Food, Fitness, Photography

Food, Fitness, Photography

Monday, January 28, 2019

Meal Prep 1/28/19


This week I roasted everything in the oven!  Temperatures are approximate, because my oven is temperamental and I am fairly positive that it always runs hotter than I set it to.  When in doubt, set your oven to 400 and check every ten minutes for done-ness...

Pork Tenderloin : Sprinkle garlic powder and oregano over a 2.5 pound pork tenderloin, then bake at 400 for 45 minutes.

Brussels Sprouts : Chop 2 lbs of sprouts, coat with olive oil and garlic powder, and roast at 425 for 10 minutes.

Sweet Potatoes : Peel and chop 3 potatoes, coat with olive oil and garlic powder, and roast at 450 for 20-30 minutes, stirring halfway through.

Petite Tri-Color potatoes : Chop 20 potatoes, coat with olive oil and garlic powder, and roast at 425 for 10-20 minutes.  Stir halfway through.


I ended up with about 1 extra serving of potatoes and 2-3 extra servings of brussels sprouts. 

Monday, January 21, 2019

Meal Prep Monday 1/21/19

PB Beef Stir Fry

makes 8 servings

Rice : Cook 1.5 cups brown rice according to directions on package.  

Broccoli : Spread 2 lbs fresh broccoli on a baking sheet.  Coat with olive oil, sprinkle with garlic powder, and roast at 400 for 12 minutes.  

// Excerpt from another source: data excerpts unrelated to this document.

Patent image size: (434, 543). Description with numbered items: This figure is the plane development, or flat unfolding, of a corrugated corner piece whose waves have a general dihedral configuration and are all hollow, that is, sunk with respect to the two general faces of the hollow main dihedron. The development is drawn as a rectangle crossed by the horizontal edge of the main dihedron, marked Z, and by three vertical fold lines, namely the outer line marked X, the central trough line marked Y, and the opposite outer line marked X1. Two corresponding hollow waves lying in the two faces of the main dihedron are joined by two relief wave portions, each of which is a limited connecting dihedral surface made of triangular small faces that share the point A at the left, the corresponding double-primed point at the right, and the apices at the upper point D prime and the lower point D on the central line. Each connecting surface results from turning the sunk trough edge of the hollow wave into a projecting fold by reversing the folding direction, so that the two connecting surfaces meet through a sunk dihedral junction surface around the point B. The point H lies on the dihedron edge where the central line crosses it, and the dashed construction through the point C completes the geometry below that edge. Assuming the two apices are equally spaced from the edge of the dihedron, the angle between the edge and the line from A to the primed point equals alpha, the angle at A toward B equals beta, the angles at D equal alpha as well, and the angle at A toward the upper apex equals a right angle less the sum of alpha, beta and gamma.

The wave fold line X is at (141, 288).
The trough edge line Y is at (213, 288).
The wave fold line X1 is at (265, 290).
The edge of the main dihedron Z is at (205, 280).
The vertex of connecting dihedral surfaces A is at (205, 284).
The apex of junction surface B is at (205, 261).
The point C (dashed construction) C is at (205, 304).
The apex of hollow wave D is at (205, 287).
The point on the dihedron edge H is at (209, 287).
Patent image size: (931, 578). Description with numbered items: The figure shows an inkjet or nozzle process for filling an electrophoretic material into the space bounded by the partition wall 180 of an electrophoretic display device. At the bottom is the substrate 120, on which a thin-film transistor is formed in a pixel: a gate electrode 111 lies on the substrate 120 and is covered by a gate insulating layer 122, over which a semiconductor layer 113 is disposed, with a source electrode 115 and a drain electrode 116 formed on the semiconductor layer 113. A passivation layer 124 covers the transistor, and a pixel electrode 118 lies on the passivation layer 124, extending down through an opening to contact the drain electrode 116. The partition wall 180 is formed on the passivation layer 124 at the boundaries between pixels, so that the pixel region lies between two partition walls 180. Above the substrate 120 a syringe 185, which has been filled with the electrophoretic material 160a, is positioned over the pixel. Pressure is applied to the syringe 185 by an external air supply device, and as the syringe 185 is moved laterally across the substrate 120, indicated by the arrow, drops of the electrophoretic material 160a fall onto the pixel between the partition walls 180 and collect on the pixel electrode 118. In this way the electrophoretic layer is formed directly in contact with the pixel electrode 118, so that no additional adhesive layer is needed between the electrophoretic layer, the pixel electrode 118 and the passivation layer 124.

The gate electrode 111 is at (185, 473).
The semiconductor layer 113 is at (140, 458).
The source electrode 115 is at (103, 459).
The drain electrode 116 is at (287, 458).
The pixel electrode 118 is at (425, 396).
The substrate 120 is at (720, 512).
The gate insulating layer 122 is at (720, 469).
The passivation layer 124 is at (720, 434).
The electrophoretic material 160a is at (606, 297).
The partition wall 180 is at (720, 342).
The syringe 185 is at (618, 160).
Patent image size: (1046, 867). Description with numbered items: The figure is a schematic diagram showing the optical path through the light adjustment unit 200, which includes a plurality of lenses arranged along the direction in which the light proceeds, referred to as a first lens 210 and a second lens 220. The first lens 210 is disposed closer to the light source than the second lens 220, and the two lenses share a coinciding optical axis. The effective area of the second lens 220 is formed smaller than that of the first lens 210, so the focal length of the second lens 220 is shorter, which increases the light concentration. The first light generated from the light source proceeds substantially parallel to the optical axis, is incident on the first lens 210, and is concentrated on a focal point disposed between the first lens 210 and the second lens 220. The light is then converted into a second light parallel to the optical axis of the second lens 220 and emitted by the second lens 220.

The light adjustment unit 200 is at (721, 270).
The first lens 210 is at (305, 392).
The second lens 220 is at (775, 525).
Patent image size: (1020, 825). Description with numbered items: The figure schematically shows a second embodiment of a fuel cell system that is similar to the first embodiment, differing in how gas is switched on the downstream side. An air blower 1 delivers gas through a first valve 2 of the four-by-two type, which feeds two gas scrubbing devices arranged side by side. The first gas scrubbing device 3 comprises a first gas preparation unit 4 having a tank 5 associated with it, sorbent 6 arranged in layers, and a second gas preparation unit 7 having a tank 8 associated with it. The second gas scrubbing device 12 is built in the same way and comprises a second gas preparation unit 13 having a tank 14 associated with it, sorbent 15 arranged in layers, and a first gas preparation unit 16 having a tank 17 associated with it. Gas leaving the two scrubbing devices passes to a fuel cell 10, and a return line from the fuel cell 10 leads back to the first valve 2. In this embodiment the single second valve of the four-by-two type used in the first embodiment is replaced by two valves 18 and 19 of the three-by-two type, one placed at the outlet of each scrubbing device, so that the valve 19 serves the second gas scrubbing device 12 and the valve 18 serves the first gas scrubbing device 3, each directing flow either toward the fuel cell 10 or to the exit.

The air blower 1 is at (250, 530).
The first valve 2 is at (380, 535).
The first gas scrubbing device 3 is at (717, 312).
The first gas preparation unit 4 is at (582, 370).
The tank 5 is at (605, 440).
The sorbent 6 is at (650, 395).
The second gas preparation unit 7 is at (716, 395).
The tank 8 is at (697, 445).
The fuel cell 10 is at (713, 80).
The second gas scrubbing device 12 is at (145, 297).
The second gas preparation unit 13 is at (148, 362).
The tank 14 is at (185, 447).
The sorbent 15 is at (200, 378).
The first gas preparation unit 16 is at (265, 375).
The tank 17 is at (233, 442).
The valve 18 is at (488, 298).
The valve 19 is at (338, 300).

Marinade : Mix 1/2 c chicken stock, 1/4 c soy sauce, 2 tbsp minced garlic, 1 tbsp dijon mustard, 1/2 tsp wasabi paste, and 1 tbsp ginger powder.  

Beef : Toss 3 packages of stir fry beef with the marinade, let sit while you heat olive oil in a large skillet.  When oil is hot, add beef and marinade.  Stir in a heaping 1/4 cup of peanut butter.  Stir frequently, remove beef and liquid from the skillet to a large bowl when the beef is done. 

Cabbage : Chop a small head of cabbage, and cook in the beef drippings after beer and marinade have been removed.  Once cabbage is cooked, add it to the bowl with the beef and mix well.  

I had about 1 serving of beef and cabbage left, but the rice and broccoli came out to 8 servings each. 







Monday, January 7, 2019

Meal Prep 1/7/19

As I typed the date in the title for this post, I realized that I most likely wrote 2018 on the last check I filled out...oops.  Time to get used to writing a new year on everything! 

After a long and relaxing break filled with family time and Netflix, I head back to work today!  While I can't say it was nice to wake up to an alarm after days of sleeping in til 10, I am ready to get back into my daily routine.  I definitely function a lot better on a set schedule! 

Ground turkey was on sale this weekend, and we really liked the turkey meatballs I made a little while back, so I decided to make them again.  Add some fried rice and roasted brussels sprouts, and we are excited for this week's lunches! 


The meatballs : 2 lbs ground turkey, one egg, scant 1/2 cup italian breadcrumbs.  Shape into 20-25 balls.  In a large lidded skillet, place meatballs in a single layer.  Pour in just enough liquid to cover the bottom of the skillet.  (Last time I used chicken broth.  I didn't have any broth this time, so I used beer...) Mix 2 tbsp mustard, 1/2 c soy sauce, and some garlic powder, and pour over the meatballs.  Cover and cook on medium heat, stirring occasionally to turn the meatballs.  When they are about cooked through, remove the lid and allow most of the liquid to cook off. 


The brussels sprouts : Quarter 4 lbs brussels sprouts and spread them out on 2 large baking sheets.  Coat with olive oil, garlic powder, and a dash of salt.  Bake at 400 for 10-12 minutes.  (It may take longer....I'm fairly certain that my oven runs hot.  According to the thermometer I put in it, it is running at least 25 degrees hotter than it is set to.)

The rice : 2.5 cups brown rice, 5 cups water, dash of salt, garlic powder.  Bring to a boil, then cover and simmer until water is absorbed.  Chop 5 carrots and 1/4 onion.  Cook the carrots and onions in the meatball drippings, then add the rice.  Fry the rice, adding oil as needed.  We didn't fry it too heavily or add egg like I originally intended because it was a LOT of rice.  (2.5 cups was 10 servings according to the bag, but we ended up with closer to 12-13 portions.)